## Pulling Data with Tweepy

**By:** _Jordan McNea_ 

In [None]:
import datetime
import tweepy

# I've put my API keys in a .py file called API_keys.py
from API_keys import api_key, api_key_secret, access_token, access_token_secret

In [None]:
# Authenticate the Tweepy API
auth = tweepy.OAuthHandler(api_key,api_key_secret)
auth.set_access_token(access_token, access_token_secret)
api = tweepy.API(auth,wait_on_rate_limit=True)

## Grab follower IDs

I had the WNBA Finals on in the background while creating this Notebook, so I will be collecting followers from the Seattle Storm and Las Vegas Aces, the two finalists. Tweepy only allows users to grab 900 requests per 15 minutes. It'll grab the 900 requests quickly then wait 15 minutes, rather than slowly grab 900 requests over a 15 minute period. Before we start grabbing follower IDs, let's first just check how long it will take. To do this we'll grab the followers_count item from Tweepy. 

In [None]:
# I'm putting the handles in a list to iterate through below
team_handles = ['seattlestorm', 'LVAces']

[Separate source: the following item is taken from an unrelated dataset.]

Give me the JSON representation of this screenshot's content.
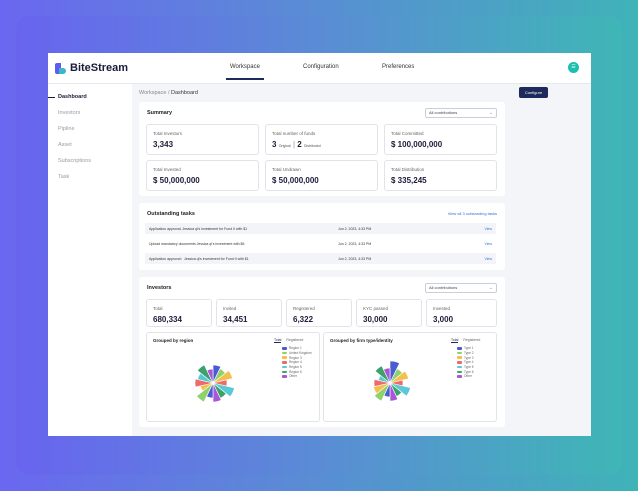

# This will iterate through each Twitter handle that we're collecting from
for screen_name in team_handles:
    
    # Tells Tweepy we want information on the handle we're collecting from
    # The next line specifies which information we want, which in this case is the number of followers 
    user = api.get_user(screen_name) 
    followers_count = user.followers_count

    # Let's see roughly how long it will take to grab all the follower IDs. 
    print(f'''
    @{screen_name} has {followers_count} followers. 
    That will take roughly {followers_count/(5000*60):.0f} hours and {followers_count/(5000):.2f} minutes
    ''')
    

It looks like there should only be one fifteen minute break. It'll grab all of the Storm's followers, then some of the Aces before sleeping for fifteen minutes. Let's run it and see how long it'll actually take.

In [None]:
# This creates a dictionary containing a list for each Twitter handle we'll be grabbing follower IDs from
id_dict = {'seattlestorm' : [],
           'LVAces' : []}

# Grabs the time when we start making requests to the API
start_time = datetime.datetime.now()

# .keys() allows us to iterate through each key in the dictionary
for handle in id_dict.keys():
    
    # Each page contains 5,000 records, so since we know there are much more than 5,000 followers for both
    # the Storm and Aces, we must iterate through each of the pages in order to get all follower IDs
    # To grab the follower IDs, we will be using followers_ids
    for page in tweepy.Cursor(api.followers_ids,
                              # This is how we will get around the issue of not being able to grab all ids at once
                              # Once the rate limit is hit, we will be notified that we must wait 15 mins (900 secs)
                              wait_on_rate_limit=True, wait_on_rate_limit_notify=True, compression=True,
                              screen_name=handle).pages():

        # The page variable comes back as a list, so we have to use .extend rather than .append
        id_dict[handle].extend(page)
        

# Let's see how long it took to grab all follower IDs
end_time = datetime.datetime.now()
elapsed_time = end_time - start_time
print(elapsed_time)

Let's look at some ids we gathered.

In [None]:
id_dict['seattlestorm'][:10]

You'll notice they are all numbers. This is because ids are different from screen names. To see the twitter handles we gathered, we'll have to use the scren_name feature.

In [None]:
users = id_dict['seattlestorm'][:10]

for name in users:
    
    user = api.get_user(name)
    print(user.screen_name)

## Grab descriptions based on the followers IDs

That looks much better. We can get all sorts of information from the ID. We don't just want screen names though, that doesn't tell us much. Let's grab each screen name and their description and write it to a text file for each team account.

In [None]:
headers = ['screen_name','description']

for team in id_dict.keys():
    
    # Descriptions with emoji or non-Roman letters can cause trouble. Encoding your .txt file in utf-8 will help
    with open(f'{team}_followers.txt','w', encoding='utf-8') as out_file:
        wf.write('\t'.join(headers) + '\n')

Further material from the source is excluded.